For a more solid and robust solution to garden edging, sandstone can be used in many applications. For informal, native gardens, simply placing medium to large boulders can create a great divide. Keep in mind the maintenance of lawn around these boulders through as getting a whipper snipper in and around the boulders can prove a little tricky. Sandstone flagging is a popular solution. Like Corten, this product is best seen and exposed above lawn level. Flagging can be shaped and rock faced to create a very formal look while not appearing too ‘Chunky’. I’d recommend a minimum of 100mm of sandstone is left exposed above finished level. This also helps create a level change adding interest to the garden.
The next step up from flagging is the use of dimension stone. This is sandstone that is either cut or split to a desired dimension. Different finishes include Rock faced, Hydra split, gang sawn and Diamond sawn. All sandstone apart from the random boulders should be laid on a sand and cement mortar bed to ensure no movement once installed.

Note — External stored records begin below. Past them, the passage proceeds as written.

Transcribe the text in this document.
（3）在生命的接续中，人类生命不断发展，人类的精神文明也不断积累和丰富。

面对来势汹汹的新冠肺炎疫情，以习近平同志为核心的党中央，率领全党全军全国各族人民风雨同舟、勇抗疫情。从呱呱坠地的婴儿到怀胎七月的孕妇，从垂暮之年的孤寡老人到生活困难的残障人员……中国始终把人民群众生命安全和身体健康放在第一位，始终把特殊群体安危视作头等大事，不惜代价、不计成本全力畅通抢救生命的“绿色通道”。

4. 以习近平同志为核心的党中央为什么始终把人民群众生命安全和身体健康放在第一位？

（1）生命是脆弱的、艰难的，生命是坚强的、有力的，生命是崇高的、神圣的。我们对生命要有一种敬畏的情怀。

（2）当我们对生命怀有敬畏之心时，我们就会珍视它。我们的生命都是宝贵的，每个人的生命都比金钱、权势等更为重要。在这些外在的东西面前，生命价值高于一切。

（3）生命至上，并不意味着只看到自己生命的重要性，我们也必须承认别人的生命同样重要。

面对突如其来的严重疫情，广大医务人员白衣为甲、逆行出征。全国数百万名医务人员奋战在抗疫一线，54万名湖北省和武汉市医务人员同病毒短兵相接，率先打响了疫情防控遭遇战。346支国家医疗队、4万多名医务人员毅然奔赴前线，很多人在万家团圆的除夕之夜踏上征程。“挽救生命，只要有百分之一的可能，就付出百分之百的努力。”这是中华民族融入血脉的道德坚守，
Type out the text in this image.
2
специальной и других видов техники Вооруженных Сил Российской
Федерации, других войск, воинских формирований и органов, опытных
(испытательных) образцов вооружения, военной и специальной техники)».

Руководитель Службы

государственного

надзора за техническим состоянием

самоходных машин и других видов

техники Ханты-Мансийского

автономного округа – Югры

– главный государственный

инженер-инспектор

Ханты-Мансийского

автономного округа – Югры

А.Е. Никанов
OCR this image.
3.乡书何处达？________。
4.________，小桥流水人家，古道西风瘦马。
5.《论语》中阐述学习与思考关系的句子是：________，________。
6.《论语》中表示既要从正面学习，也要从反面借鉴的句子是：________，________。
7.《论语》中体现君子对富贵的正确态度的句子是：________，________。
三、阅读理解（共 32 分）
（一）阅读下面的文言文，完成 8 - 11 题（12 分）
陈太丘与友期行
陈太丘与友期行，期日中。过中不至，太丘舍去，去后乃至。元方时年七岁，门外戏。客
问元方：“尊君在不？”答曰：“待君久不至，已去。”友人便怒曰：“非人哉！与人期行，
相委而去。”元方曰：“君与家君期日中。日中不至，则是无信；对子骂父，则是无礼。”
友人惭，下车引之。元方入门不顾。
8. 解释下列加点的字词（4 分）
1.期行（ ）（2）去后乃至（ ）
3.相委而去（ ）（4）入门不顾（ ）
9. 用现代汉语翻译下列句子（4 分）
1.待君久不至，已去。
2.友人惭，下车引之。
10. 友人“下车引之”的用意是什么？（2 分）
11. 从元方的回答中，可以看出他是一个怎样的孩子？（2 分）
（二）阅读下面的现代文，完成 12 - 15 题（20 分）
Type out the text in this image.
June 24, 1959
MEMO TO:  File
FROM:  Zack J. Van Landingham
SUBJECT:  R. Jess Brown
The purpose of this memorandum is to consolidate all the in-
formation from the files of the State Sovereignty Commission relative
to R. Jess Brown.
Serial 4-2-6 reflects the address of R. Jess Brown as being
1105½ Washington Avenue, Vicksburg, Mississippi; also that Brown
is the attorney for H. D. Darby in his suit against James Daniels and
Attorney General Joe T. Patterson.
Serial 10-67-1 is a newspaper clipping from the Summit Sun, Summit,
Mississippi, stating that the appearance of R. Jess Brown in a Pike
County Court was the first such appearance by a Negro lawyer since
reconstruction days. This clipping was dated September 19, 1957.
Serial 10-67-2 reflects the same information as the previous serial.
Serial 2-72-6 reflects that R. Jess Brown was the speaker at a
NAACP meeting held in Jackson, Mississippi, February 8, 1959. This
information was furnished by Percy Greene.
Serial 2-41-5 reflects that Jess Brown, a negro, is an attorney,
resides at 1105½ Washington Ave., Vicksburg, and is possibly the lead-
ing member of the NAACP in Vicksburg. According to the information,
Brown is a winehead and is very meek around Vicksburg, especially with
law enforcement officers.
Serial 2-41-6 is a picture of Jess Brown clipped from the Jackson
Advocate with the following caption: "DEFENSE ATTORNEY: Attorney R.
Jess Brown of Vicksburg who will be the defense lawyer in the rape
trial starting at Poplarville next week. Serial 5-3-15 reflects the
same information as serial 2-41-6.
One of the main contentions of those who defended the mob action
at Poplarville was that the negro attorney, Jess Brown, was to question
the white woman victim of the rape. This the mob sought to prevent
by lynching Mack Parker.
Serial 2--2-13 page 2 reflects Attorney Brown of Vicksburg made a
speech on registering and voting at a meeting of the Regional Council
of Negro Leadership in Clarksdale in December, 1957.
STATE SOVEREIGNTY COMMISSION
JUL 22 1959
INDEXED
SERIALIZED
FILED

The cheapest solution for garden edging, H4 treated pine timber can be used to create a simple and effective garden edge. Most commonly, a timber edge will finish flush with a lawn leaving only the top 20-25mm surface of the timber exposed. The treated pine is fastened to either treated pine or hardwood pegs with galvanised screws or nails.
Treated pine can be installed to create straight lines as well as curved. There is a limit to how curved the timber can be so tight curves are best avoided.
This will hopefully help you get an understanding of some of the garden edge solutions available to create a divide and/or level change in your garden.